Suppose $\{X(t),t\in T\}$ is a real-valued stochastic process, $\{X(t),t\in T\}$ is mean-square differentiable on $T$ with its mean-square derivative $X'(t)=0$, prove that $X(t)=X$ where $X$ is some random variable.
I know it seems obvious but I failed to prove it. In real analysis, the similar conclusion can be proved using Lagrange's mean value theorem, however there is no corresponding theorem in a mean-square derivative fashion.
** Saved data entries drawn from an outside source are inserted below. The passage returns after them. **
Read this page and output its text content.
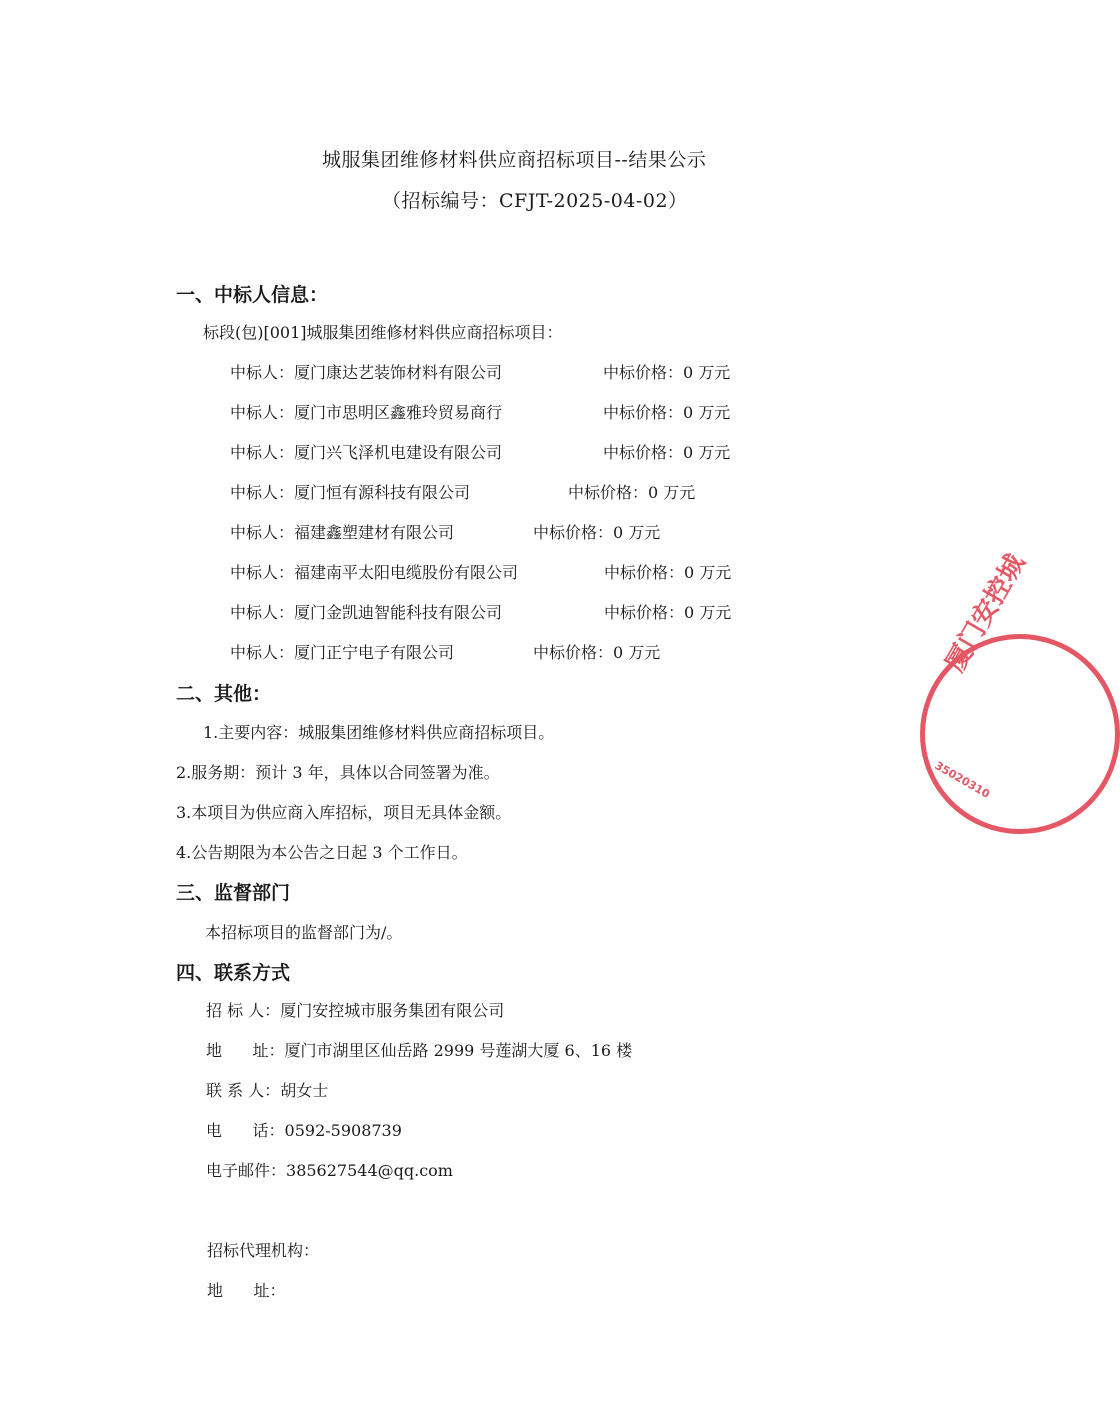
城服集团维修材料供应商招标项目--结果公示
（招标编号：CFJT-2025-04-02）
一、中标人信息：
标段(包)[001]城服集团维修材料供应商招标项目：
中标人：厦门康达艺装饰材料有限公司	中标价格：0 万元
中标人：厦门市思明区鑫雅玲贸易商行	中标价格：0 万元
中标人：厦门兴飞泽机电建设有限公司	中标价格：0 万元
中标人：厦门恒有源科技有限公司	中标价格：0 万元
中标人：福建鑫塑建材有限公司	中标价格：0 万元
中标人：福建南平太阳电缆股份有限公司	中标价格：0 万元
中标人：厦门金凯迪智能科技有限公司	中标价格：0 万元
中标人：厦门正宁电子有限公司	中标价格：0 万元
二、其他：
1.主要内容：城服集团维修材料供应商招标项目。
2.服务期：预计 3 年，具体以合同签署为准。
3.本项目为供应商入库招标，项目无具体金额。
4.公告期限为本公告之日起 3 个工作日。
三、监督部门
本招标项目的监督部门为/。
四、联系方式
招 标 人：厦门安控城市服务集团有限公司
地      址：厦门市湖里区仙岳路 2999 号莲湖大厦 6、16 楼
联 系 人：胡女士
电      话：0592-5908739
电子邮件：385627544@qq.com
招标代理机构：
地      址：
厦门安控城
35020310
Could anyone help me out here?
Suppose without loss of generality that $X(0) = 0$.
Start by verifying that a mean-square differentiable process is mean-square continuous.
Set $f(t) = E[X(t)^2]$, so $f(0)=0$. Note for any $t$ that $$\begin{align*}\left|\frac{f(t+\epsilon) - f(t)}{\epsilon} \right|&= \left|E\left[\frac{X(t+\epsilon)^2 - X(t)^2}{\epsilon}\right]\right| \\ &= \left|E\left[\frac{X(t+\epsilon)-X(t)}{\epsilon} (X(t+\epsilon)+X(t))\right]\right| \\ &\le \sqrt{E\left[\left(\frac{X(t+\epsilon)-X(t)}{\epsilon} \right)^2\right]E\left[ (X(t+\epsilon)+X(t))^2\right]} \\ &\to \sqrt{E[X'(t)^2] \cdot E[(2 X(t))^2]} = 0 \end{align*}$$ as $\epsilon \to 0$, using mean-square differentiability and continuity. Hence $f$ is differentiable with $f'(t) = 0$ for all $t$. By the usual mean value theorem, $f(t) =0 $ for all $t$. This is to say that $X(t) = 0$ almost surely, for every $t$.